Agent Devon Samuels, 45, was among 13 people arrested today on suspicion of a multitude of crimes, including taking payoffs from -- and providing guns and cash to -- people he thought were international drug dealers. A side investigation into a major drug ring resulted in a near-record-breaking seizure of an estimated $2.8 million in Ecstasy, according to a news release from the office of the U.S. Attorney in Georgia, Sally Qullian Yates.

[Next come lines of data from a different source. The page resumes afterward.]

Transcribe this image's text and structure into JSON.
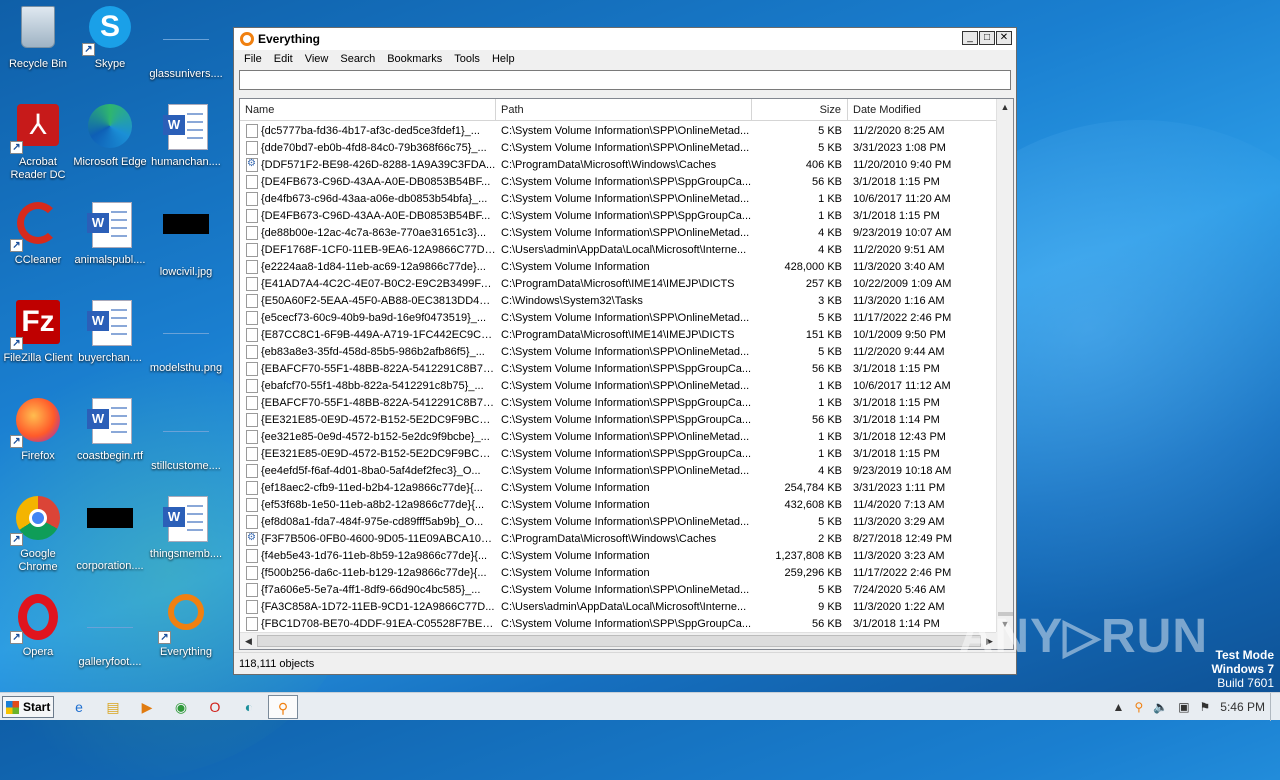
{
  "desktop": {
    "icons": [
      {
        "label": "Recycle Bin",
        "icon": "recycle-bin-icon"
      },
      {
        "label": "Skype",
        "icon": "skype-icon"
      },
      {
        "label": "glassunivers....",
        "icon": "blank-file-icon"
      },
      {
        "label": "Acrobat\nReader DC",
        "icon": "acrobat-icon"
      },
      {
        "label": "Microsoft Edge",
        "icon": "edge-icon"
      },
      {
        "label": "humanchan....",
        "icon": "word-doc-icon"
      },
      {
        "label": "CCleaner",
        "icon": "ccleaner-icon"
      },
      {
        "label": "animalspubl....",
        "icon": "word-doc-icon"
      },
      {
        "label": "lowcivil.jpg",
        "icon": "image-thumb-icon"
      },
      {
        "label": "FileZilla Client",
        "icon": "filezilla-icon"
      },
      {
        "label": "buyerchan....",
        "icon": "word-doc-icon"
      },
      {
        "label": "modelsthu.png",
        "icon": "blank-file-icon"
      },
      {
        "label": "Firefox",
        "icon": "firefox-icon"
      },
      {
        "label": "coastbegin.rtf",
        "icon": "word-doc-icon"
      },
      {
        "label": "stillcustome....",
        "icon": "blank-file-icon"
      },
      {
        "label": "Google\nChrome",
        "icon": "chrome-icon"
      },
      {
        "label": "corporation....",
        "icon": "image-thumb-icon"
      },
      {
        "label": "thingsmemb....",
        "icon": "word-doc-icon"
      },
      {
        "label": "Opera",
        "icon": "opera-icon"
      },
      {
        "label": "galleryfoot....",
        "icon": "blank-file-icon"
      },
      {
        "label": "Everything",
        "icon": "everything-icon"
      }
    ]
  },
  "window": {
    "title": "Everything",
    "menu": [
      "File",
      "Edit",
      "View",
      "Search",
      "Bookmarks",
      "Tools",
      "Help"
    ],
    "search_value": "",
    "columns": {
      "name": "Name",
      "path": "Path",
      "size": "Size",
      "date": "Date Modified"
    },
    "rows": [
      {
        "name": "{dc5777ba-fd36-4b17-af3c-ded5ce3fdef1}_...",
        "path": "C:\\System Volume Information\\SPP\\OnlineMetad...",
        "size": "5 KB",
        "date": "11/2/2020 8:25 AM",
        "icon": "file"
      },
      {
        "name": "{dde70bd7-eb0b-4fd8-84c0-79b368f66c75}_...",
        "path": "C:\\System Volume Information\\SPP\\OnlineMetad...",
        "size": "5 KB",
        "date": "3/31/2023 1:08 PM",
        "icon": "file"
      },
      {
        "name": "{DDF571F2-BE98-426D-8288-1A9A39C3FDA...",
        "path": "C:\\ProgramData\\Microsoft\\Windows\\Caches",
        "size": "406 KB",
        "date": "11/20/2010 9:40 PM",
        "icon": "sys"
      },
      {
        "name": "{DE4FB673-C96D-43AA-A0E-DB0853B54BF...",
        "path": "C:\\System Volume Information\\SPP\\SppGroupCa...",
        "size": "56 KB",
        "date": "3/1/2018 1:15 PM",
        "icon": "file"
      },
      {
        "name": "{de4fb673-c96d-43aa-a06e-db0853b54bfa}_...",
        "path": "C:\\System Volume Information\\SPP\\OnlineMetad...",
        "size": "1 KB",
        "date": "10/6/2017 11:20 AM",
        "icon": "file"
      },
      {
        "name": "{DE4FB673-C96D-43AA-A0E-DB0853B54BF...",
        "path": "C:\\System Volume Information\\SPP\\SppGroupCa...",
        "size": "1 KB",
        "date": "3/1/2018 1:15 PM",
        "icon": "file"
      },
      {
        "name": "{de88b00e-12ac-4c7a-863e-770ae31651c3}...",
        "path": "C:\\System Volume Information\\SPP\\OnlineMetad...",
        "size": "4 KB",
        "date": "9/23/2019 10:07 AM",
        "icon": "file"
      },
      {
        "name": "{DEF1768F-1CF0-11EB-9EA6-12A9866C77DE...",
        "path": "C:\\Users\\admin\\AppData\\Local\\Microsoft\\Interne...",
        "size": "4 KB",
        "date": "11/2/2020 9:51 AM",
        "icon": "file"
      },
      {
        "name": "{e2224aa8-1d84-11eb-ac69-12a9866c77de}...",
        "path": "C:\\System Volume Information",
        "size": "428,000 KB",
        "date": "11/3/2020 3:40 AM",
        "icon": "file"
      },
      {
        "name": "{E41AD7A4-4C2C-4E07-B0C2-E9C2B3499FA...",
        "path": "C:\\ProgramData\\Microsoft\\IME14\\IMEJP\\DICTS",
        "size": "257 KB",
        "date": "10/22/2009 1:09 AM",
        "icon": "file"
      },
      {
        "name": "{E50A60F2-5EAA-45F0-AB88-0EC3813DD4AB}",
        "path": "C:\\Windows\\System32\\Tasks",
        "size": "3 KB",
        "date": "11/3/2020 1:16 AM",
        "icon": "file"
      },
      {
        "name": "{e5cecf73-60c9-40b9-ba9d-16e9f0473519}_...",
        "path": "C:\\System Volume Information\\SPP\\OnlineMetad...",
        "size": "5 KB",
        "date": "11/17/2022 2:46 PM",
        "icon": "file"
      },
      {
        "name": "{E87CC8C1-6F9B-449A-A719-1FC442EC9CB...",
        "path": "C:\\ProgramData\\Microsoft\\IME14\\IMEJP\\DICTS",
        "size": "151 KB",
        "date": "10/1/2009 9:50 PM",
        "icon": "file"
      },
      {
        "name": "{eb83a8e3-35fd-458d-85b5-986b2afb86f5}_...",
        "path": "C:\\System Volume Information\\SPP\\OnlineMetad...",
        "size": "5 KB",
        "date": "11/2/2020 9:44 AM",
        "icon": "file"
      },
      {
        "name": "{EBAFCF70-55F1-48BB-822A-5412291C8B75...",
        "path": "C:\\System Volume Information\\SPP\\SppGroupCa...",
        "size": "56 KB",
        "date": "3/1/2018 1:15 PM",
        "icon": "file"
      },
      {
        "name": "{ebafcf70-55f1-48bb-822a-5412291c8b75}_...",
        "path": "C:\\System Volume Information\\SPP\\OnlineMetad...",
        "size": "1 KB",
        "date": "10/6/2017 11:12 AM",
        "icon": "file"
      },
      {
        "name": "{EBAFCF70-55F1-48BB-822A-5412291C8B75...",
        "path": "C:\\System Volume Information\\SPP\\SppGroupCa...",
        "size": "1 KB",
        "date": "3/1/2018 1:15 PM",
        "icon": "file"
      },
      {
        "name": "{EE321E85-0E9D-4572-B152-5E2DC9F9BCBE...",
        "path": "C:\\System Volume Information\\SPP\\SppGroupCa...",
        "size": "56 KB",
        "date": "3/1/2018 1:14 PM",
        "icon": "file"
      },
      {
        "name": "{ee321e85-0e9d-4572-b152-5e2dc9f9bcbe}_...",
        "path": "C:\\System Volume Information\\SPP\\OnlineMetad...",
        "size": "1 KB",
        "date": "3/1/2018 12:43 PM",
        "icon": "file"
      },
      {
        "name": "{EE321E85-0E9D-4572-B152-5E2DC9F9BCBE...",
        "path": "C:\\System Volume Information\\SPP\\SppGroupCa...",
        "size": "1 KB",
        "date": "3/1/2018 1:15 PM",
        "icon": "file"
      },
      {
        "name": "{ee4efd5f-f6af-4d01-8ba0-5af4def2fec3}_O...",
        "path": "C:\\System Volume Information\\SPP\\OnlineMetad...",
        "size": "4 KB",
        "date": "9/23/2019 10:18 AM",
        "icon": "file"
      },
      {
        "name": "{ef18aec2-cfb9-11ed-b2b4-12a9866c77de}{...",
        "path": "C:\\System Volume Information",
        "size": "254,784 KB",
        "date": "3/31/2023 1:11 PM",
        "icon": "file"
      },
      {
        "name": "{ef53f68b-1e50-11eb-a8b2-12a9866c77de}{...",
        "path": "C:\\System Volume Information",
        "size": "432,608 KB",
        "date": "11/4/2020 7:13 AM",
        "icon": "file"
      },
      {
        "name": "{ef8d08a1-fda7-484f-975e-cd89fff5ab9b}_O...",
        "path": "C:\\System Volume Information\\SPP\\OnlineMetad...",
        "size": "5 KB",
        "date": "11/3/2020 3:29 AM",
        "icon": "file"
      },
      {
        "name": "{F3F7B506-0FB0-4600-9D05-11E09ABCA102...",
        "path": "C:\\ProgramData\\Microsoft\\Windows\\Caches",
        "size": "2 KB",
        "date": "8/27/2018 12:49 PM",
        "icon": "sys"
      },
      {
        "name": "{f4eb5e43-1d76-11eb-8b59-12a9866c77de}{...",
        "path": "C:\\System Volume Information",
        "size": "1,237,808 KB",
        "date": "11/3/2020 3:23 AM",
        "icon": "file"
      },
      {
        "name": "{f500b256-da6c-11eb-b129-12a9866c77de}{...",
        "path": "C:\\System Volume Information",
        "size": "259,296 KB",
        "date": "11/17/2022 2:46 PM",
        "icon": "file"
      },
      {
        "name": "{f7a606e5-5e7a-4ff1-8df9-66d90c4bc585}_...",
        "path": "C:\\System Volume Information\\SPP\\OnlineMetad...",
        "size": "5 KB",
        "date": "7/24/2020 5:46 AM",
        "icon": "file"
      },
      {
        "name": "{FA3C858A-1D72-11EB-9CD1-12A9866C77D...",
        "path": "C:\\Users\\admin\\AppData\\Local\\Microsoft\\Interne...",
        "size": "9 KB",
        "date": "11/3/2020 1:22 AM",
        "icon": "file"
      },
      {
        "name": "{FBC1D708-BE70-4DDF-91EA-C05528F7BECB...",
        "path": "C:\\System Volume Information\\SPP\\SppGroupCa...",
        "size": "56 KB",
        "date": "3/1/2018 1:14 PM",
        "icon": "file"
      }
    ],
    "status": "118,111 objects"
  },
  "watermark": {
    "text": "ANY▷RUN",
    "test_mode": "Test Mode",
    "os": "Windows 7",
    "build": "Build 7601"
  },
  "taskbar": {
    "start_label": "Start",
    "clock": "5:46 PM"
  }
}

Samuels, who also goes by "Smokey," believed he was meeting with lackeys from drug cartels three times in November, but his contacts were really undercover officers. Here's what Yates' office said about the Arizona angle:
Samuels is charged with accepting five firearms and approximately $20,000 in alleged drug money from an undercover police officer on Nov. 30, 2010. Samuels went directly to [Atlanta's Hartsfield-Jackson Airport] with the firearms and money and unlawfully used his badge to bypass security again, smuggling the money and guns into the airport. Once inside the airport, Samuels allegedly gave the firearms and money to a second undercover officer who told Samuels that he was going to transport the firearms and money to Arizona for a meeting with members of a Mexican drug cartel.
On two other occasions earlier in November, authorities say, Samuels took $72,000 in make-believe drug proceeds through the airport to Jamaica, where he handed it over to people he thought were drug-gang affiliates.
Samuels' wife, Keisha "Platinum" Jones, a Delta Airlines employee, went on one of the Jamaica trips, officials said. She was also arrested.
In his spare time, Samuels is said to have used federal computers to check if his buddies were under investigation, and one of those people, Jerome "Romey" Bushay, was linked to the alleged Ectasy-and-pot ring. More than 700,000 tabs of Ecstasy were seized in the investigation, known as "Operation Rude Beast."